A iniciativa, no entanto, gerou críticas de organizações de direitos humanos. Amerika Garcia Grewal, da Federação Frontera, expressou sua indignação, afirmando que os jogos trivializam questões graves, como a vida de migrantes, transformando-as em entretenimento. Ela criticou a desconexão dos criadores com a realidade humana e as consequências das políticas de imigração.

Além disso, o Arcade foi promovido com referências à indústria de games, parodiando elementos de marcas conhecidas como Xbox e PlayStation. A Casa Branca se posicionou, afirmando que o objetivo é inovar na comunicação sobre as realizações do presidente, contrastando uma cultura de diversão com a visão que atribui aos democratas.

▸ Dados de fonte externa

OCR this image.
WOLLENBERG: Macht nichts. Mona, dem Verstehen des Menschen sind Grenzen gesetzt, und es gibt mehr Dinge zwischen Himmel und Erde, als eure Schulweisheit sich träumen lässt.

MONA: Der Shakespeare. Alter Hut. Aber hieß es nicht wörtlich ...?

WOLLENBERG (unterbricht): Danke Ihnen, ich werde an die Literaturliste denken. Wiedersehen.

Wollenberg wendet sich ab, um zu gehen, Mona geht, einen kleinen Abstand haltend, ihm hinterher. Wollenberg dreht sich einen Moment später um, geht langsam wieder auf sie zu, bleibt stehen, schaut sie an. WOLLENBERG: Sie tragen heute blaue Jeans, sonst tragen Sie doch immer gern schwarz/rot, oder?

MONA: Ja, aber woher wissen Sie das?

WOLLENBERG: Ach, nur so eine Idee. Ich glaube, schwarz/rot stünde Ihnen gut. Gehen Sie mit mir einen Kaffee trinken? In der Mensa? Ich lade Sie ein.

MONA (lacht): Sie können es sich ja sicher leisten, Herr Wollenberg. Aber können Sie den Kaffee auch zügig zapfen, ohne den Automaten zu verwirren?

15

Críticos, incluindo Adriana Jasso, coordenadora na AMIGOS San Diego Community, também condenaram a abordagem, ressaltando a seriedade das questões migratórias em jogo, enquanto os projetos de lei e as deportações aumentam.

Os outros três jogos do Arcade incluem “Supply Line”, que exige que os jogadores filtrem alimentos conforme critérios de saúde, “Flappy Bill”, uma paródia com uma águia-careca, e “Trump Savings Tycoon”, onde o objetivo é coletar dinheiro para contas de poupança infantil.

Os jogos da Casa Branca levantam questões sobre a representação de políticas governamentais e as suas consequências na vida real, gerando um debate sobre a sensibilidade e seriedade do tema.